Terceiro: no segundo debate, na TVI, Rio re-equilibrou as coisas e terá até ganhado, por pouco, aos pontos. Sobretudo, quando conseguiu desviar a conversa para o campo da economia e ficámos sem perceber, ao certo,o que Santana defende para a área económico-financeira.
Quarto: a intervenção um pouco rasteira de Pacheco Pereira, no programa da SIC Notícias, “Quadratura do Círculo”, é, para Rio, um negócio de soma nula, e, para o comentador, um negócio de soma negativa. Dizer, sem provas nem testemunhas, que Santana o abordou, em 2011, no sentido de formar um novo partido, para concorrer contra o PSD, resulta na palavra de um contra o outro e vitimiza o candidato. Sendo uma acusação grave, é de uma ligeireza muito pouco habitual em Pacheco Pereira expô-la desta maneira. Mas pode revelar algum desespero nas hostes riosistas… Claro que, neste ponto, compete ao militante eleitor procurar recordar-se de quem, de entre os dois, mais mentiu ou mudou de posição, no passado, e acreditar num ou no outro. Mas, a não ser que as “outras pessoas” com quem Santana, segundo Pacheco, terá falado, apareçam a contar, o primeiro tem o benefício da dúvida. Com ajudas destas, Rui Rio não precisa de desajudas.
2. Há 50 anos, isto é, no tempo da “outra senhora”, uma pessoa punha uma carta no correio e, no dia seguinte, ela era entregue em qualquer ponto do País. E não havia autoestradas. Eu sei, porque os meus avós moravam na Província e nós na Grande Lisboa. E trocavam-se cartas duas vezes por semana. Mais tarde, inventaram o Correio Azul, como se fosse uma grande coisa, para fazerem o mesmo serviço por um preço mais alto. Era apenas uma forma de sacar dinheiro à malta,.Hoje, já se tenta regular o serviço, obrigando os CTT a entregarem o correio azul num prazo máximo de três dias(!) e o normal em cinco dias (úteis!). Os CTT desculpam-se, dizendo que, desde o início do século, o volume de correio caíu 50 por cento. Mais uma razão: entregar menos correio deve ser mais fácil e rápido do que entregar mais correio. Não sou eu que o digo: isto está demonstrado pelo facto de que, quando o serviço funcionava, havia sempre atrasos no Natal, exatamente porque o tráfego aumentava! Mas os CTT tornaram-se uma espécie de ONG boazinha: Natal, para eles, é todos os dias.

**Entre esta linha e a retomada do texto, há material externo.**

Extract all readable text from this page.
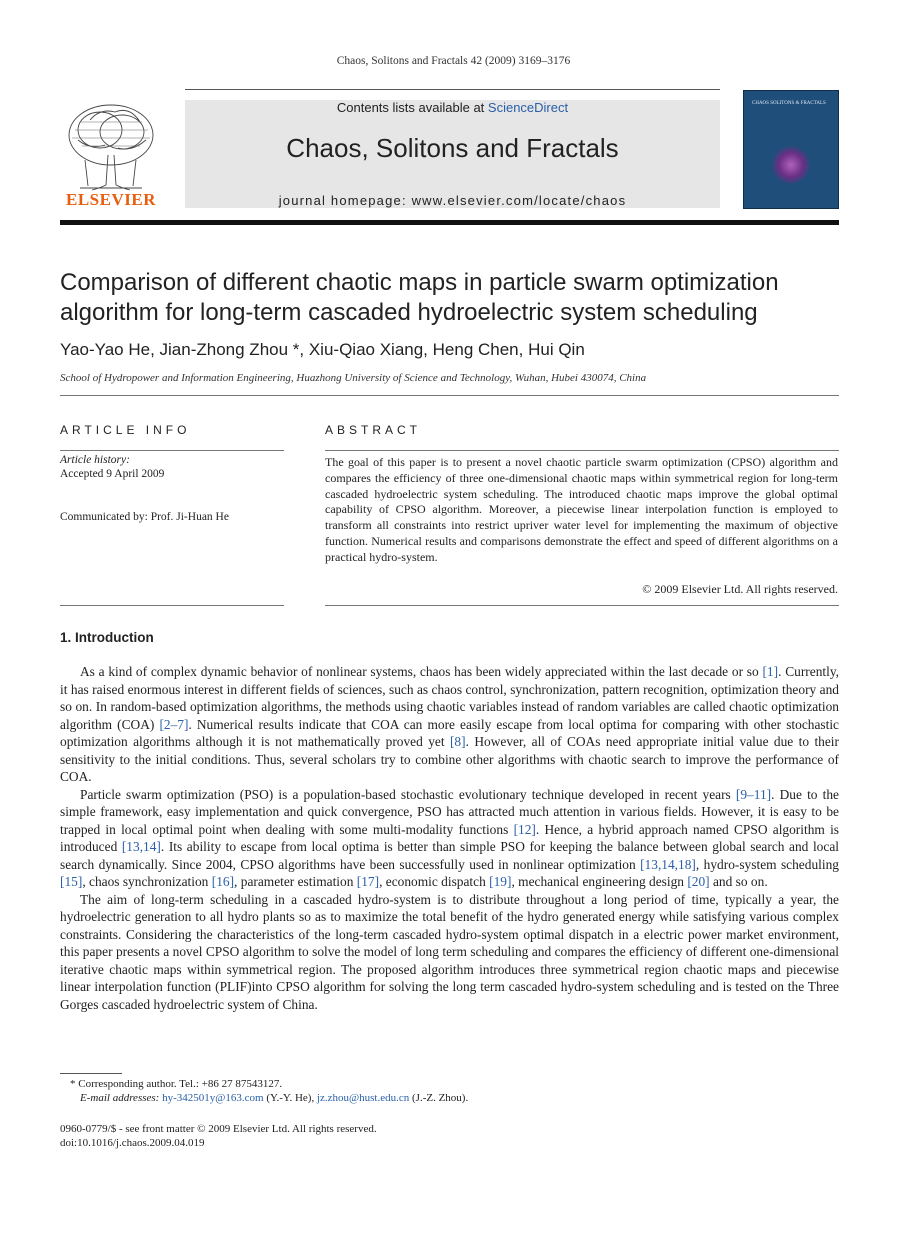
Chaos, Solitons and Fractals 42 (2009) 3169–3176
ELSEVIER
Contents lists available at ScienceDirect
Chaos, Solitons and Fractals
journal homepage: www.elsevier.com/locate/chaos
CHAOS SOLITONS & FRACTALS
Comparison of different chaotic maps in particle swarm optimization algorithm for long-term cascaded hydroelectric system scheduling
Yao-Yao He, Jian-Zhong Zhou *, Xiu-Qiao Xiang, Heng Chen, Hui Qin
School of Hydropower and Information Engineering, Huazhong University of Science and Technology, Wuhan, Hubei 430074, China
ARTICLE INFO	ABSTRACT
Article history:
Accepted 9 April 2009
Communicated by: Prof. Ji-Huan He
The goal of this paper is to present a novel chaotic particle swarm optimization (CPSO) algorithm and compares the efficiency of three one-dimensional chaotic maps within symmetrical region for long-term cascaded hydroelectric system scheduling. The introduced chaotic maps improve the global optimal capability of CPSO algorithm. Moreover, a piecewise linear interpolation function is employed to transform all constraints into restrict upriver water level for implementing the maximum of objective function. Numerical results and comparisons demonstrate the effect and speed of different algorithms on a practical hydro-system.
© 2009 Elsevier Ltd. All rights reserved.
1. Introduction

As a kind of complex dynamic behavior of nonlinear systems, chaos has been widely appreciated within the last decade or so [1]. Currently, it has raised enormous interest in different fields of sciences, such as chaos control, synchronization, pattern recognition, optimization theory and so on. In random-based optimization algorithms, the methods using chaotic variables instead of random variables are called chaotic optimization algorithm (COA) [2–7]. Numerical results indicate that COA can more easily escape from local optima for comparing with other stochastic optimization algorithms although it is not mathematically proved yet [8]. However, all of COAs need appropriate initial value due to their sensitivity to the initial conditions. Thus, several scholars try to combine other algorithms with chaotic search to improve the performance of COA.

Particle swarm optimization (PSO) is a population-based stochastic evolutionary technique developed in recent years [9–11]. Due to the simple framework, easy implementation and quick convergence, PSO has attracted much attention in various fields. However, it is easy to be trapped in local optimal point when dealing with some multi-modality functions [12]. Hence, a hybrid approach named CPSO algorithm is introduced [13,14]. Its ability to escape from local optima is better than simple PSO for keeping the balance between global search and local search dynamically. Since 2004, CPSO algorithms have been successfully used in nonlinear optimization [13,14,18], hydro-system scheduling [15], chaos synchronization [16], parameter estimation [17], economic dispatch [19], mechanical engineering design [20] and so on.

The aim of long-term scheduling in a cascaded hydro-system is to distribute throughout a long period of time, typically a year, the hydroelectric generation to all hydro plants so as to maximize the total benefit of the hydro generated energy while satisfying various complex constraints. Considering the characteristics of the long-term cascaded hydro-system optimal dispatch in a electric power market environment, this paper presents a novel CPSO algorithm to solve the model of long term scheduling and compares the efficiency of different one-dimensional iterative chaotic maps within symmetrical region. The proposed algorithm introduces three symmetrical region chaotic maps and piecewise linear interpolation function (PLIF)into CPSO algorithm for solving the long term cascaded hydro-system scheduling and is tested on the Three Gorges cascaded hydroelectric system of China.

* Corresponding author. Tel.: +86 27 87543127.
E-mail addresses: hy-342501y@163.com (Y.-Y. He), jz.zhou@hust.edu.cn (J.-Z. Zhou).
0960-0779/$ - see front matter © 2009 Elsevier Ltd. All rights reserved.
doi:10.1016/j.chaos.2009.04.019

A propósito, faz-me espécie que a Direita, tão pressurosa a apoiar os protestos contra o fecho de balcões da Caixa Geral de Depósitos, esteja, agora, tão caladinha… Má consciência por ter privatizado uma empresa pública que era lucrativa – ou outra coisa qualquer?…
3. A revolta do “Me Too”, contra o assédio sexual, que começou nos EUA e até já chegou à China, é um avanço civilizacional. Mas o exagero, muito bem apontado por um grupo de mulheres francesas, leva-nos à seguinte pergunta: aquilo que, no meu tempo, era uma declaração de amor, ou um pedido de namoro, é hoje considerado assédio? É uma pergunta genuína e inocente, porque não sei mesmo. E estou preopupado – não comigo, que já tratei disso – mas com os que estão agora a começar: como é que vamos acasalar no futuro? Qualquer dia, os que protestam para além do bom senso querem… e não têm com quem.